= Dor Rajputs =

Clan of Rajputs in India

Dor Rajputs (also known as Doda or Doad) are a Rajput clan of India.

In the late tenth century, the Dor Rajputs "seem to have extended their sway" over parts of Northern India, "ruling at first as feudatories of Tomara kings of Delhi", they "became more powerful and made Koil as their stronghold". An 1876 account stated:

The Hindu Dor Rajputs have but four villages, all of which are situated in the Hápur tahsil, while their Musalmán brethren in the same tract have 16. The Dors originally held the country from Koil to Meerut, and under their leader Hardatta attained to considerable power. It was Hardatta that built the fort of Meerut, founded Hápur, and relieved Baran by paying the ransom demanded by Mahmúd Ghaznavi. About the time of Prithiraj the power of the Dors began to wane. They were pressed by the Meos on the one side, while the Gahlots expelled them from Dásna on the other.

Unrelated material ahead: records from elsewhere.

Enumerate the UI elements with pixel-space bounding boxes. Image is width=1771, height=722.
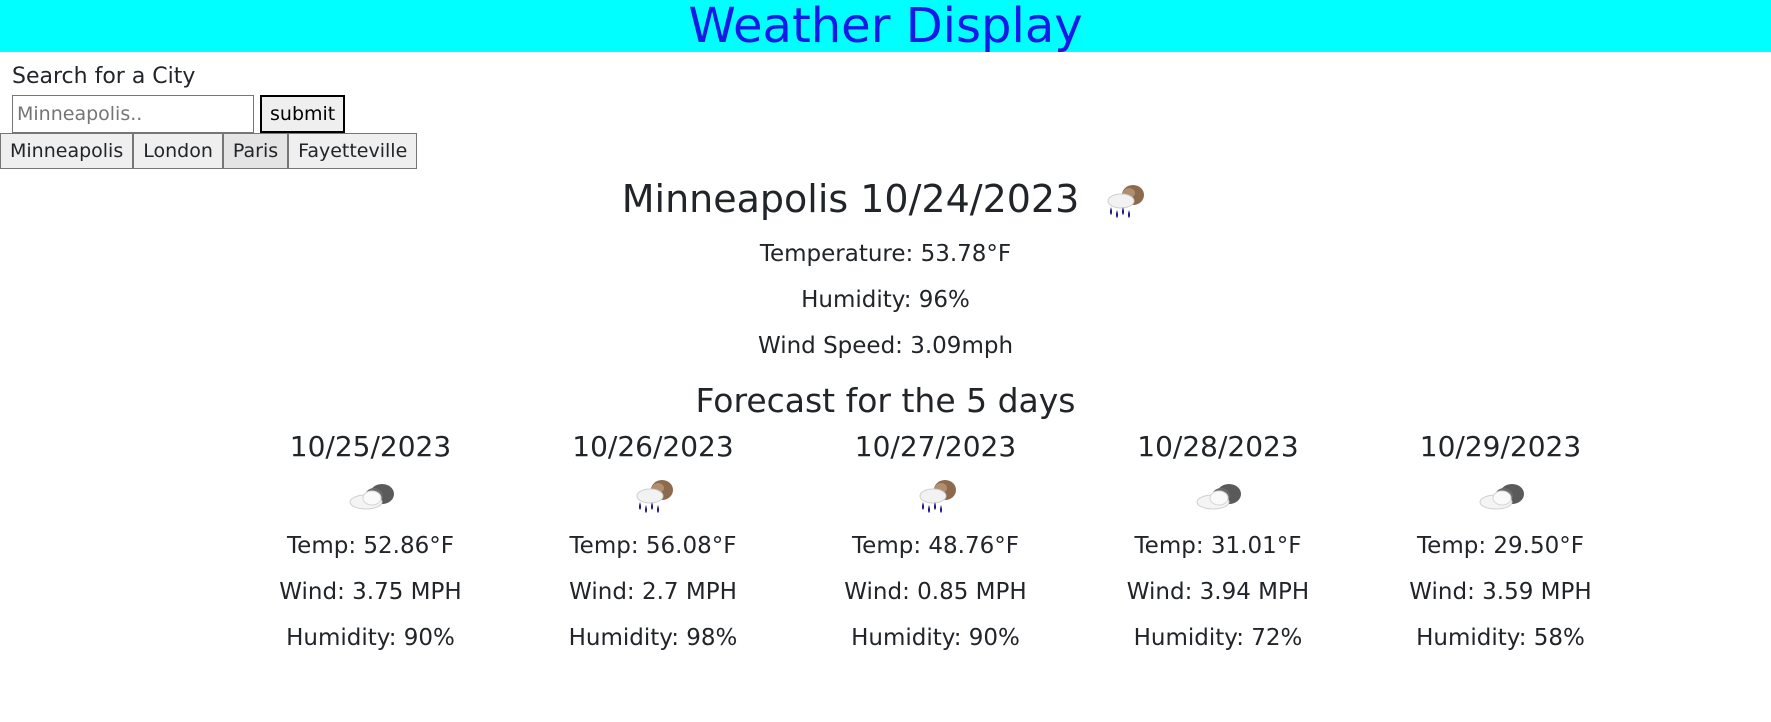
forecast-humidity: Humidity: 90% <box>286 625 455 651</box>
current-temperature: Temperature: 53.78°F <box>759 241 1012 267</box>
forecast-date: 10/26/2023 <box>572 430 734 463</box>
submit-button[interactable]: submit <box>260 95 346 133</box>
forecast-date: 10/27/2023 <box>854 430 1017 463</box>
current-city-date: Minneapolis 10/24/2023 <box>621 177 1080 221</box>
forecast-title: Forecast for the 5 days <box>695 381 1076 420</box>
history-button-minneapolis[interactable]: Minneapolis <box>0 133 134 169</box>
forecast-date: 10/29/2023 <box>1419 430 1582 463</box>
forecast-day: 10/29/2023 Temp: 29.50°F Wind: 3.59 MPH … <box>1406 430 1596 651</box>
cloud-icon <box>1196 483 1242 510</box>
history-button-fayetteville[interactable]: Fayetteville <box>288 133 418 169</box>
history-button-paris[interactable]: Paris <box>222 133 289 169</box>
history-button-london[interactable]: London <box>133 133 223 169</box>
forecast-wind: Wind: 0.85 MPH <box>844 579 1027 605</box>
forecast-humidity: Humidity: 98% <box>568 625 738 651</box>
rain-cloud-icon <box>636 479 674 514</box>
forecast-temp: Temp: 56.08°F <box>569 533 737 559</box>
forecast-humidity: Humidity: 58% <box>1416 625 1585 651</box>
forecast-date: 10/25/2023 <box>289 430 452 463</box>
forecast-wind: Wind: 3.75 MPH <box>279 579 462 605</box>
rain-cloud-icon <box>919 479 956 514</box>
forecast-temp: Temp: 48.76°F <box>852 533 1019 559</box>
current-weather-title: Minneapolis 10/24/2023 <box>622 177 1150 221</box>
search-label: Search for a City <box>12 64 196 89</box>
forecast-wind: Wind: 3.94 MPH <box>1126 579 1310 605</box>
current-wind-speed: Wind Speed: 3.09mph <box>757 333 1014 359</box>
search-row: submit <box>12 95 1771 133</box>
forecast-temp: Temp: 31.01°F <box>1134 533 1302 559</box>
forecast-day: 10/28/2023 Temp: 31.01°F Wind: 3.94 MPH … <box>1123 430 1313 651</box>
city-search-input[interactable] <box>12 95 254 133</box>
forecast-temp: Temp: 29.50°F <box>1417 533 1584 559</box>
current-humidity: Humidity: 96% <box>801 287 970 313</box>
forecast-humidity: Humidity: 90% <box>851 625 1020 651</box>
forecast-day: 10/25/2023 Temp: 52.86°F Wind: 3.75 MPH … <box>276 430 466 651</box>
forecast-date: 10/28/2023 <box>1137 430 1299 463</box>
forecast-day: 10/26/2023 Temp: 56.08°F Wind: 2.7 MPH H… <box>558 430 748 651</box>
cloud-icon <box>1479 483 1524 510</box>
forecast-day: 10/27/2023 Temp: 48.76°F Wind: 0.85 MPH … <box>841 430 1031 651</box>
app-header: Weather Display <box>0 0 1771 52</box>
cloud-icon <box>349 483 394 510</box>
forecast-wind: Wind: 2.7 MPH <box>569 579 737 605</box>
forecast-wind: Wind: 3.59 MPH <box>1409 579 1592 605</box>
app-title: Weather Display <box>688 0 1083 54</box>
search-panel: Search for a City submit Minneapolis Lon… <box>0 64 1771 169</box>
rain-cloud-icon <box>1107 184 1145 219</box>
forecast-list: 10/25/2023 Temp: 52.86°F Wind: 3.75 MPH … <box>136 430 1636 651</box>
current-weather: Minneapolis 10/24/2023 Temperature: 53.7… <box>0 177 1771 359</box>
search-history: Minneapolis London Paris Fayetteville <box>0 133 1759 169</box>
forecast-humidity: Humidity: 72% <box>1133 625 1303 651</box>
forecast-temp: Temp: 52.86°F <box>287 533 454 559</box>
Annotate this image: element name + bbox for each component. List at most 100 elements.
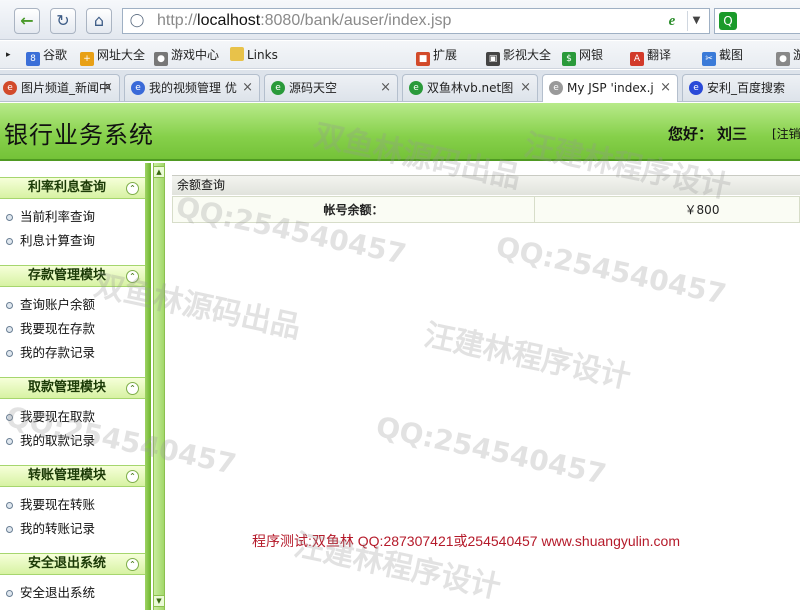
sidebar-section-title: 利率利息查询 <box>28 180 107 195</box>
bookmark-item[interactable]: Links <box>230 46 278 64</box>
browser-search-box[interactable]: Q <box>714 8 800 34</box>
sidebar-section-header[interactable]: 利率利息查询 ⌃ <box>0 177 145 199</box>
search-icon[interactable]: Q <box>719 12 737 30</box>
browser-tab[interactable]: e 我的视频管理 优 × <box>124 74 260 101</box>
bank-icon: $ <box>562 52 576 66</box>
sidebar-item[interactable]: 我要现在转账 <box>0 493 145 517</box>
bookmark-label: 影视大全 <box>503 48 552 62</box>
browser-tab[interactable]: e 双鱼林vb.net图 × <box>402 74 538 101</box>
close-icon[interactable]: × <box>520 75 531 101</box>
bullet-icon <box>6 414 13 421</box>
table-row: 帐号余额： ￥800 <box>172 196 800 223</box>
bookmark-item[interactable]: A 翻译 <box>630 46 671 66</box>
close-icon[interactable]: × <box>660 75 671 101</box>
sidebar-item[interactable]: 我的转账记录 <box>0 517 145 541</box>
film-icon: ▣ <box>486 52 500 66</box>
ie-compat-icon[interactable]: e <box>663 12 681 30</box>
sidebar: 利率利息查询 ⌃ 当前利率查询 利息计算查询 存款管理模块 ⌃ 查询账户余额 我要现在存款 我的… <box>0 163 145 610</box>
tab-favicon-icon: e <box>271 81 285 95</box>
user-name: 刘三 <box>717 125 748 143</box>
collapse-icon[interactable]: ⌃ <box>126 182 139 195</box>
bookmark-label: 谷歌 <box>43 48 68 62</box>
browser-tab[interactable]: e My JSP 'index.j × <box>542 74 678 102</box>
panel-title: 余额查询 <box>172 175 800 195</box>
browser-tab[interactable]: e 安利_百度搜索 <box>682 74 800 101</box>
sidebar-item[interactable]: 当前利率查询 <box>0 205 145 229</box>
sidebar-section-title: 转账管理模块 <box>28 468 107 483</box>
greeting-label: 您好： <box>668 125 714 143</box>
tab-favicon-icon: e <box>689 81 703 95</box>
sidebar-section: 转账管理模块 ⌃ 我要现在转账我的转账记录 <box>0 465 145 541</box>
folder-icon <box>230 47 244 61</box>
sidebar-section-header[interactable]: 转账管理模块 ⌃ <box>0 465 145 487</box>
app-title: 银行业务系统 <box>4 121 154 149</box>
sidebar-splitter[interactable]: ▲ ▼ <box>145 163 167 610</box>
bookmark-item[interactable]: ● 游 <box>776 46 800 66</box>
address-text[interactable]: http://localhost:8080/bank/auser/index.j… <box>157 12 451 30</box>
bullet-icon <box>6 502 13 509</box>
bookmarks-expand-icon[interactable]: ▸ <box>6 46 11 64</box>
sidebar-item[interactable]: 我要现在取款 <box>0 405 145 429</box>
sidebar-item-label: 查询账户余额 <box>20 297 96 312</box>
bookmark-label: 网址大全 <box>97 48 146 62</box>
collapse-icon[interactable]: ⌃ <box>126 558 139 571</box>
collapse-icon[interactable]: ⌃ <box>126 470 139 483</box>
footer-credit: 程序测试:双鱼林 QQ:287307421或254540457 www.shua… <box>252 533 680 549</box>
scroll-down-icon[interactable]: ▼ <box>153 595 165 607</box>
sidebar-item-label: 利息计算查询 <box>20 233 96 248</box>
bullet-icon <box>6 302 13 309</box>
close-icon[interactable]: × <box>102 75 113 101</box>
sidebar-item-label: 我的取款记录 <box>20 433 96 448</box>
puzzle-icon: ■ <box>416 52 430 66</box>
bookmark-item[interactable]: ▣ 影视大全 <box>486 46 552 66</box>
sidebar-item[interactable]: 我的存款记录 <box>0 341 145 365</box>
sidebar-item-label: 我要现在转账 <box>20 497 96 512</box>
chevron-down-icon[interactable]: ▼ <box>687 11 705 31</box>
bookmark-item[interactable]: ● 游戏中心 <box>154 46 219 66</box>
bookmark-item[interactable]: $ 网银 <box>562 46 604 66</box>
sidebar-section-header[interactable]: 取款管理模块 ⌃ <box>0 377 145 399</box>
logout-link[interactable]: [注销 <box>772 125 800 142</box>
bookmark-label: 网银 <box>579 48 604 62</box>
back-arrow-icon[interactable]: ← <box>14 8 40 34</box>
scroll-up-icon[interactable]: ▲ <box>153 166 165 178</box>
close-icon[interactable]: × <box>242 75 253 101</box>
balance-table: 帐号余额： ￥800 <box>172 196 800 223</box>
tab-favicon-icon: e <box>131 81 145 95</box>
app-header: 银行业务系统 您好： 刘三 [注销 <box>0 103 800 161</box>
sidebar-item-label: 我要现在存款 <box>20 321 96 336</box>
tab-label: My JSP 'index.j <box>567 81 654 95</box>
home-icon[interactable]: ⌂ <box>86 8 112 34</box>
sidebar-section: 取款管理模块 ⌃ 我要现在取款 我的取款记录 <box>0 377 145 453</box>
tab-favicon-icon: e <box>549 81 563 95</box>
browser-tab[interactable]: e 图片频道_新闻中 × <box>0 74 120 101</box>
sidebar-section-header[interactable]: 存款管理模块 ⌃ <box>0 265 145 287</box>
tab-label: 我的视频管理 优 <box>149 81 237 95</box>
sidebar-item-label: 我要现在取款 <box>20 409 96 424</box>
star-icon: + <box>80 52 94 66</box>
collapse-icon[interactable]: ⌃ <box>126 382 139 395</box>
address-bar[interactable]: ◯ http://localhost:8080/bank/auser/index… <box>122 8 710 34</box>
sidebar-item[interactable]: 我的取款记录 <box>0 429 145 453</box>
bookmark-item[interactable]: + 网址大全 <box>80 46 146 66</box>
sidebar-item[interactable]: 利息计算查询 <box>0 229 145 253</box>
close-icon[interactable]: × <box>380 75 391 101</box>
bookmark-label: 游 <box>793 48 800 62</box>
google-icon: 8 <box>26 52 40 66</box>
browser-tab[interactable]: e 源码天空 × <box>264 74 398 101</box>
bookmark-item[interactable]: ■ 扩展 <box>416 46 458 66</box>
browser-tab-strip: e 图片频道_新闻中 × e 我的视频管理 优 × e 源码天空 × e 双鱼林vb.net图 × e M… <box>0 70 800 102</box>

An 1880 work noted that "Dor Rajputs have disappeared from Rajputána where they were once famous and included in the thirty-six royal races. ... They are still found in small numbers in the North-West Provinces". The city of Vadodara is reported to have previously been named Chandanavati for a time, "for Raja Chandan of the Dor Rajputs, who wrested it from the Jainas".